Poetry month

April is National Poetry Month, as diligent readers of the Preposterous blogroll have already been told by Lauren, Roxanne, and Amanda (at the least — I’m not the most diligent reader myself). Since we already have occasional poetry around here, let’s celebrate by dipping into the classics. How about Shakespeare’s 18th Sonnet?

Shall I compare thee to a summer’s day?
Thou art more lovely and more temperate:
Rough winds do shake the darling buds of May,
And summer’s lease hath all too short a date:
Sometime too hot the eye of heaven shines,
And often is his gold complexion dimmed,
And every fair from fair sometime declines,
By chance, or nature’s changing course untrimmed:
But thy eternal summer shall not fade,
Nor lose possession of that fair thou ow’st,
Nor shall death brag thou wander’st in his shade,
When in eternal lines to time thou grow’st,
So long as men can breathe, or eyes can see,
So long lives this, and this gives life to thee.

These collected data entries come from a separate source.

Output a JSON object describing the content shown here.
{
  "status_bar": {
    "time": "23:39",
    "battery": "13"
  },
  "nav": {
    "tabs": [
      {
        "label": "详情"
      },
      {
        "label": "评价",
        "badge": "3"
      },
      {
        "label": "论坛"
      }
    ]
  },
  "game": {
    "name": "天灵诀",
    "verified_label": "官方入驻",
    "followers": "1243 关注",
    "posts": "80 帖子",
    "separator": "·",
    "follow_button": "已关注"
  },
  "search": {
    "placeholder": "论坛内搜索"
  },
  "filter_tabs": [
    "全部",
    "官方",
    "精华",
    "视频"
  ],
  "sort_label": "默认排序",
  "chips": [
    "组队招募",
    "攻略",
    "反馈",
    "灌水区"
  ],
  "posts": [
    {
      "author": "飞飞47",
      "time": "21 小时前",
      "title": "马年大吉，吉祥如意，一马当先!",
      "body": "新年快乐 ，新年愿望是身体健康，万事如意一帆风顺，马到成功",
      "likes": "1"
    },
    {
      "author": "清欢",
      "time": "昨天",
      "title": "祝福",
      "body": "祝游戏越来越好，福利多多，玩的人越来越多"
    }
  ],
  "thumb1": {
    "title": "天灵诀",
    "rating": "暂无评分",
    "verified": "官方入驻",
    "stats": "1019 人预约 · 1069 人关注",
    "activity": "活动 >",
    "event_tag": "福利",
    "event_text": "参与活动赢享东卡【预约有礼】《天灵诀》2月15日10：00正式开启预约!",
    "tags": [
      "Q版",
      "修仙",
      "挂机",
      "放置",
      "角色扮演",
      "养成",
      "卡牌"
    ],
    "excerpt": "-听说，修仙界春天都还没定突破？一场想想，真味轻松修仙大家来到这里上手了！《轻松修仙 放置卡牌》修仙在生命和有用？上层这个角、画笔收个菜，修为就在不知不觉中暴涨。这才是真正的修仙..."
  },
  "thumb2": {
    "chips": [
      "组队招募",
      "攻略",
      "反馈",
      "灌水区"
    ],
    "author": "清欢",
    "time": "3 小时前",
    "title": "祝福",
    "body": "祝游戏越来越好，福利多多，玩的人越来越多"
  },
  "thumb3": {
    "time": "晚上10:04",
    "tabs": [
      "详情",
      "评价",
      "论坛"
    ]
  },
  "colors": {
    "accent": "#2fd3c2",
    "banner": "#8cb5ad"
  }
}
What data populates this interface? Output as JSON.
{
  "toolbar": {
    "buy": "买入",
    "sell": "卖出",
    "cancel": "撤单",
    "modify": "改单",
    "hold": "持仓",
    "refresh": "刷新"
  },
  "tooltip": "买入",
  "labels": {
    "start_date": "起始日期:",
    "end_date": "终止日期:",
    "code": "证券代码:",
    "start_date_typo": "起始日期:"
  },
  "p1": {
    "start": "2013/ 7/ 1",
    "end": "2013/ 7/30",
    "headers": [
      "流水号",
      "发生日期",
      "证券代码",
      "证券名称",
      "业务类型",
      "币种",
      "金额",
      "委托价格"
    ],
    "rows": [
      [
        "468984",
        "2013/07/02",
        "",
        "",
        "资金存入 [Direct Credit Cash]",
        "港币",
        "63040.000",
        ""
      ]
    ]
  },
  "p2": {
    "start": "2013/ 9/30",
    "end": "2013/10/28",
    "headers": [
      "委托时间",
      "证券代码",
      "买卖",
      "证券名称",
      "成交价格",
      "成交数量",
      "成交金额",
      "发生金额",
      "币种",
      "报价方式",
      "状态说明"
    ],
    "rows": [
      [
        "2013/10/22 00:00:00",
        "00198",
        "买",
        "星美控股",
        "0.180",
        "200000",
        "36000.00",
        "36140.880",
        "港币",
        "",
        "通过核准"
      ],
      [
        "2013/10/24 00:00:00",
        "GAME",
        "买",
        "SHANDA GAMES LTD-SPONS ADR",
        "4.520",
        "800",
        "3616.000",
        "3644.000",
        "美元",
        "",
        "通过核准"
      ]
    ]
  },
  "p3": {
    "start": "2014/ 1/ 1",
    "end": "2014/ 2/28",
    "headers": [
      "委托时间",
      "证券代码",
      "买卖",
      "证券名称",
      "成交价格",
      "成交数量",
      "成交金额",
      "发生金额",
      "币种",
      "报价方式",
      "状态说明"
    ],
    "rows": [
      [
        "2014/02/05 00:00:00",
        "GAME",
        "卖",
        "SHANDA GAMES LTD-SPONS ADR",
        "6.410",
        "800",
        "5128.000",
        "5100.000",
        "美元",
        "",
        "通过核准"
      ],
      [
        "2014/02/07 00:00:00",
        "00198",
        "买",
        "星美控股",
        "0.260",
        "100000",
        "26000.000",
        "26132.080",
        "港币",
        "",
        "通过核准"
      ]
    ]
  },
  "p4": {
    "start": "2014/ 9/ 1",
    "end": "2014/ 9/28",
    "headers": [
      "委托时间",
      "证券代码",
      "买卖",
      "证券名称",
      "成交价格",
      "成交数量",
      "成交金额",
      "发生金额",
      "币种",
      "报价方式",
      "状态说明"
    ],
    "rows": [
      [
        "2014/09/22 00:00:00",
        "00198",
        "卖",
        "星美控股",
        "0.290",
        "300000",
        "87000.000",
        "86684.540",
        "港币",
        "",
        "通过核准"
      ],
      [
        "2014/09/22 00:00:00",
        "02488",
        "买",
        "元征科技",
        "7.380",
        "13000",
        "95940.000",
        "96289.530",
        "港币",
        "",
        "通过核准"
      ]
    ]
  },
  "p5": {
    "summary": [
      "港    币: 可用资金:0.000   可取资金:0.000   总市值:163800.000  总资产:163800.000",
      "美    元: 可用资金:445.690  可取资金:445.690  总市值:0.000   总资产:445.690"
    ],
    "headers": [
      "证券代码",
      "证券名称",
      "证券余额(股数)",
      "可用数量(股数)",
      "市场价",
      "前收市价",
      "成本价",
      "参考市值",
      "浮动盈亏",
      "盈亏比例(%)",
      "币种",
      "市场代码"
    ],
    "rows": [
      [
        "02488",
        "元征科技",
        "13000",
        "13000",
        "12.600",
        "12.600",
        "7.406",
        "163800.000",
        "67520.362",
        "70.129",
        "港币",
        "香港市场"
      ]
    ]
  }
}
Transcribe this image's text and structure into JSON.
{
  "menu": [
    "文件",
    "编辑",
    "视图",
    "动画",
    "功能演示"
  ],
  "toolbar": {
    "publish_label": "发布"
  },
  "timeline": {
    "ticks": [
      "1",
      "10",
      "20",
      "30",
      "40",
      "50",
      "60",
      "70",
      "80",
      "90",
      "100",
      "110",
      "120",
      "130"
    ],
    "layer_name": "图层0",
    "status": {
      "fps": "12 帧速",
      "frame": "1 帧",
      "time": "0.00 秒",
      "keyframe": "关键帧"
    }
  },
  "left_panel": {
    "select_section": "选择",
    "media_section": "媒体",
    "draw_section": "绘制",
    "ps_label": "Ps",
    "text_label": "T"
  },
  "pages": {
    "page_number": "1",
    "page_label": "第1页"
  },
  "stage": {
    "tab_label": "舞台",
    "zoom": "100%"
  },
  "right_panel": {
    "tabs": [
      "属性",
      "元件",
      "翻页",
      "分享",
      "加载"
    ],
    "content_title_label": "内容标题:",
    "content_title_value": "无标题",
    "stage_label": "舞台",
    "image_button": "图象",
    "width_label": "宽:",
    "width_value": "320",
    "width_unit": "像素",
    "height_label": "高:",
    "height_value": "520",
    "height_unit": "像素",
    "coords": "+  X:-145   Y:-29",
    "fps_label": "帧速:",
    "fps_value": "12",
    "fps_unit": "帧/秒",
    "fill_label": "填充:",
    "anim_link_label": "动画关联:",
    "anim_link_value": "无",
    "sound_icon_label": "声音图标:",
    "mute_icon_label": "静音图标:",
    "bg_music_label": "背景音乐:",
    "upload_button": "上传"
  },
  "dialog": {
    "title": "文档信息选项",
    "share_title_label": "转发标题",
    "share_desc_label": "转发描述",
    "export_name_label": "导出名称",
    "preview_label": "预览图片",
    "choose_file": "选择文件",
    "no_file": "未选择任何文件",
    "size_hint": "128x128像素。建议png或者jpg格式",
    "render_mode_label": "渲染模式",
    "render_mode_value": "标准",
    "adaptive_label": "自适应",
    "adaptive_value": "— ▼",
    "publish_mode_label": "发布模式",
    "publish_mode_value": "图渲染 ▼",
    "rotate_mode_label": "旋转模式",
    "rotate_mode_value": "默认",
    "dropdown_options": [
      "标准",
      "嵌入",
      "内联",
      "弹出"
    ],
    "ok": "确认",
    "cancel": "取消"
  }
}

Perhaps you’ve heard this one before, but it holds up. It’s on my mind due to a scene from Tom Stoppard’s Travesties, currently playing at the Court Theatre at UofC. In the play, Dadaist poet Tristan Tzara creates a new work by cutting the sonnet into fragments and pulling them randomly out of a hat.

Darling–
shake thou thy gold buds
the untrimmed but short fair shade
shines–
see, this lovely hot possession growest
so long
by nature’s course–
so … long — heaven!
And declines,
summer changing, more temperate complexion …

Quite a compelling result — but something tells me the version presented in the play wasn’t really produced quite so randomly.